Reaching for lighter weights and higher reps is often touted as a means for toning, and heavy weights and low reps are typically prescribed for packing on muscle, or "bulking." However, there's a lot more to toning and bulking than the amount of weight and reps, according to the National Academy of Sports Medicine (NASM). Toning means reducing your body fat enough so that you can see the shape of the muscles, and bulking requires a significant effort to overload the muscles several days a week while increasing the number of calories you consume to feed those muscles.

If you fear that weight training will add bulk, know that lifting weights won't bulk you up if you're restricting calories (via Burn Lab Pro).
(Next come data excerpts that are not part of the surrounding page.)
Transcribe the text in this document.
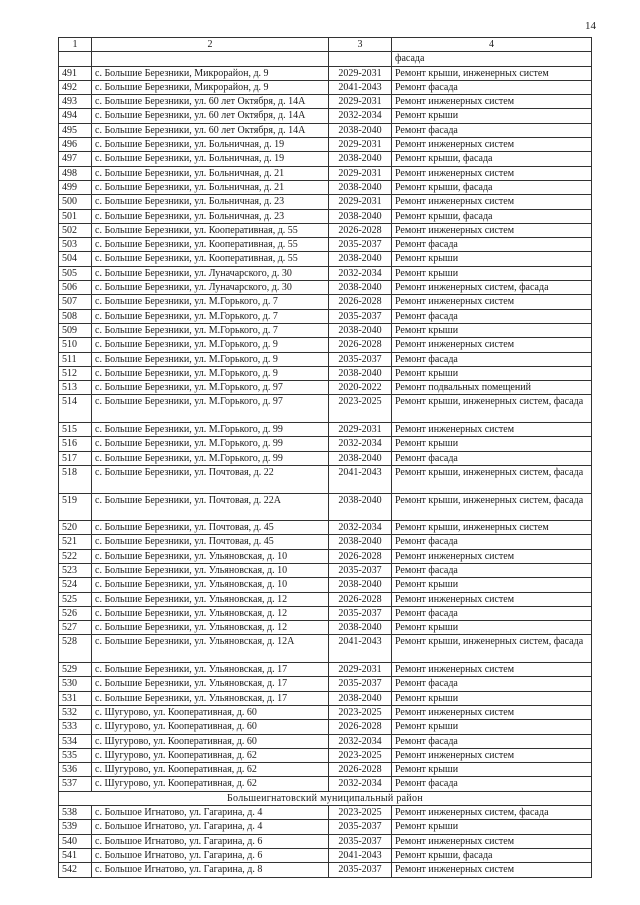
14
1	2	3	4
			фасада
491	с. Большие Березники, Микрорайон, д. 9	2029-2031	Ремонт крыши, инженерных систем
492	с. Большие Березники, Микрорайон, д. 9	2041-2043	Ремонт фасада
493	с. Большие Березники, ул. 60 лет Октября, д. 14А	2029-2031	Ремонт инженерных систем
494	с. Большие Березники, ул. 60 лет Октября, д. 14А	2032-2034	Ремонт крыши
495	с. Большие Березники, ул. 60 лет Октября, д. 14А	2038-2040	Ремонт фасада
496	с. Большие Березники, ул. Больничная, д. 19	2029-2031	Ремонт инженерных систем
497	с. Большие Березники, ул. Больничная, д. 19	2038-2040	Ремонт крыши, фасада
498	с. Большие Березники, ул. Больничная, д. 21	2029-2031	Ремонт инженерных систем
499	с. Большие Березники, ул. Больничная, д. 21	2038-2040	Ремонт крыши, фасада
500	с. Большие Березники, ул. Больничная, д. 23	2029-2031	Ремонт инженерных систем
501	с. Большие Березники, ул. Больничная, д. 23	2038-2040	Ремонт крыши, фасада
502	с. Большие Березники, ул. Кооперативная, д. 55	2026-2028	Ремонт инженерных систем
503	с. Большие Березники, ул. Кооперативная, д. 55	2035-2037	Ремонт фасада
504	с. Большие Березники, ул. Кооперативная, д. 55	2038-2040	Ремонт крыши
505	с. Большие Березники, ул. Луначарского, д. 30	2032-2034	Ремонт крыши
506	с. Большие Березники, ул. Луначарского, д. 30	2038-2040	Ремонт инженерных систем, фасада
507	с. Большие Березники, ул. М.Горького, д. 7	2026-2028	Ремонт инженерных систем
508	с. Большие Березники, ул. М.Горького, д. 7	2035-2037	Ремонт фасада
509	с. Большие Березники, ул. М.Горького, д. 7	2038-2040	Ремонт крыши
510	с. Большие Березники, ул. М.Горького, д. 9	2026-2028	Ремонт инженерных систем
511	с. Большие Березники, ул. М.Горького, д. 9	2035-2037	Ремонт фасада
512	с. Большие Березники, ул. М.Горького, д. 9	2038-2040	Ремонт крыши
513	с. Большие Березники, ул. М.Горького, д. 97	2020-2022	Ремонт подвальных помещений
514	с. Большие Березники, ул. М.Горького, д. 97	2023-2025	Ремонт крыши, инженерных систем, фасада
515	с. Большие Березники, ул. М.Горького, д. 99	2029-2031	Ремонт инженерных систем
516	с. Большие Березники, ул. М.Горького, д. 99	2032-2034	Ремонт крыши
517	с. Большие Березники, ул. М.Горького, д. 99	2038-2040	Ремонт фасада
518	с. Большие Березники, ул. Почтовая, д. 22	2041-2043	Ремонт крыши, инженерных систем, фасада
519	с. Большие Березники, ул. Почтовая, д. 22А	2038-2040	Ремонт крыши, инженерных систем, фасада
520	с. Большие Березники, ул. Почтовая, д. 45	2032-2034	Ремонт крыши, инженерных систем
521	с. Большие Березники, ул. Почтовая, д. 45	2038-2040	Ремонт фасада
522	с. Большие Березники, ул. Ульяновская, д. 10	2026-2028	Ремонт инженерных систем
523	с. Большие Березники, ул. Ульяновская, д. 10	2035-2037	Ремонт фасада
524	с. Большие Березники, ул. Ульяновская, д. 10	2038-2040	Ремонт крыши
525	с. Большие Березники, ул. Ульяновская, д. 12	2026-2028	Ремонт инженерных систем
526	с. Большие Березники, ул. Ульяновская, д. 12	2035-2037	Ремонт фасада
527	с. Большие Березники, ул. Ульяновская, д. 12	2038-2040	Ремонт крыши
528	с. Большие Березники, ул. Ульяновская, д. 12А	2041-2043	Ремонт крыши, инженерных систем, фасада
529	с. Большие Березники, ул. Ульяновская, д. 17	2029-2031	Ремонт инженерных систем
530	с. Большие Березники, ул. Ульяновская, д. 17	2035-2037	Ремонт фасада
531	с. Большие Березники, ул. Ульяновская, д. 17	2038-2040	Ремонт крыши
532	с. Шугурово, ул. Кооперативная, д. 60	2023-2025	Ремонт инженерных систем
533	с. Шугурово, ул. Кооперативная, д. 60	2026-2028	Ремонт крыши
534	с. Шугурово, ул. Кооперативная, д. 60	2032-2034	Ремонт фасада
535	с. Шугурово, ул. Кооперативная, д. 62	2023-2025	Ремонт инженерных систем
536	с. Шугурово, ул. Кооперативная, д. 62	2026-2028	Ремонт крыши
537	с. Шугурово, ул. Кооперативная, д. 62	2032-2034	Ремонт фасада
Большеигнатовский муниципальный район			
538	с. Большое Игнатово, ул. Гагарина, д. 4	2023-2025	Ремонт инженерных систем, фасада
539	с. Большое Игнатово, ул. Гагарина, д. 4	2035-2037	Ремонт крыши
540	с. Большое Игнатово, ул. Гагарина, д. 6	2035-2037	Ремонт инженерных систем
541	с. Большое Игнатово, ул. Гагарина, д. 6	2041-2043	Ремонт крыши, фасада
542	с. Большое Игнатово, ул. Гагарина, д. 8	2035-2037	Ремонт инженерных систем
In fact, people who seek to add significant muscle to their bodies will need a significant calorie surplus to do so. They might also add fat to their bodies in the process. If you seek to tone your muscles, you can keep up with your resistance training while adding cardio to help lose fat. You'll also need to burn a little more calories than you consume to lose excess fat (via NASM).

Workouts for toning and bulking

Some workouts will tout that they emphasize toning and lengthening muscles rather than adding bulk. Unless you can make your bones longer, you can't lengthen your muscles because they have a fixed length (via Aaptiv). Tone only happens if you work to change your body composition.

 According to Bodybuilding.com, resistance training is one component in toning your body. Choose a weight that's heavy enough to complete 8 to 12 repetitions. If you want to burn fat, add a little cardio to your weight training session by limiting your rest to 30 seconds. This might mean that you can't complete all the reps in the next set. You can also opt for circuit training to strengthen muscle while burning fat.

To add a significant amount of muscle (i.e. "bulk"), you'll be doing four to six sets of heavy weights with fewer reps, according to NASM. Because adding muscle involves serious commitment, you'll need to spend between three to six days a week lifting weights. You can divide your days into splits of muscle groups, such as working chest and triceps on one day and back and biceps on another.